P. ¿Cómo consiguieron convencer a la universidad de que


apostase por su idea?

R. No fue fácil. Empezamos en un tráiler con 30 alumnos y a finales


de 2005 conseguimos la primera aportación importante; unos 35
millones de dólares del instituto científico alemán Hasso Plattner
Institute. Conseguimos involucrar a docentes de las siete facultades
de Stanford y a partir de ahí la universidad se dio cuenta de que
estábamos montando un laboratorio sin precedentes, un espacio para
la innovación que concentraba a expertos de las distintas áreas de
conocimiento.

P. ¿Por qué el design thinking ha cautivado a gobiernos y


empresas de todo el mundo?
R. La clave es que hemos vuelto a nuestras raíces. Hemos virado de
un modo de trabajo basado en la soledad del laboratorio a otro en el
que lo más importante es el aspecto humano, el contacto con
personas y el estudio de sus necesidades. La empatía es la piedra
angular. Normalmente cuando a alguien se le presenta un problema,
suele agachar la cabeza, encerrarse en sus pensamientos y esperar
a que le venga una gran idea. Nosotros les enseñamos a mirar hacia
adelante, buscar los puntos de vista de otros expertos y crear
experimentos de forma rápida, a corto plazo, y llevarlos a la calle para
que un tercero dé su opinión. Es la prueba error constante lo que les
hace aprender. Al final hacen de la incertidumbre su fuente de trabajo,
en lugar de incomodarles, les incentiva. Ese es el viraje del siglo XXI.

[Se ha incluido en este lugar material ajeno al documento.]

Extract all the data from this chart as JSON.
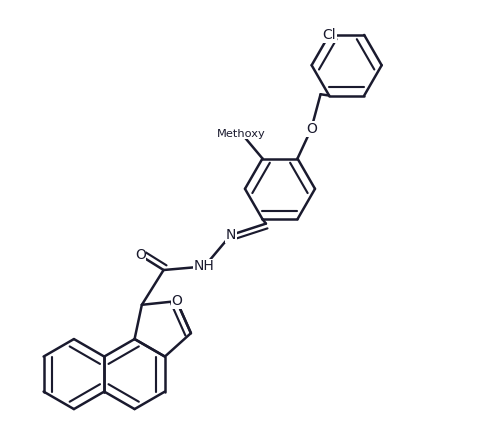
{
  "background_color": "#ffffff",
  "line_color": "#1a1a2e",
  "line_width": 1.8,
  "font_size": 10.0,
  "figsize": [
    4.78,
    4.43
  ],
  "dpi": 100,
  "xlim": [
    0.0,
    9.5
  ],
  "ylim": [
    0.0,
    8.8
  ]
}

P. ¿Cree que es necesario aplicar esa filosofía a la vida


personal?

R. Por supuesto. Hay que perseguir los sueños y plantearse si otras


opciones enriquecerían más nuestra vida. Hace unos años mi mujer
y yo nos planteábamos trasladarnos de California a Colorado y en
lugar de pensar cogimos a nuestros tres hijos y nos plantamos allí a
pasar una semana. En ese momento supimos que teníamos que
movernos. La innovación siempre requiere correr un riesgo. Algunas
veces se falla, pero lo importante es atreverse.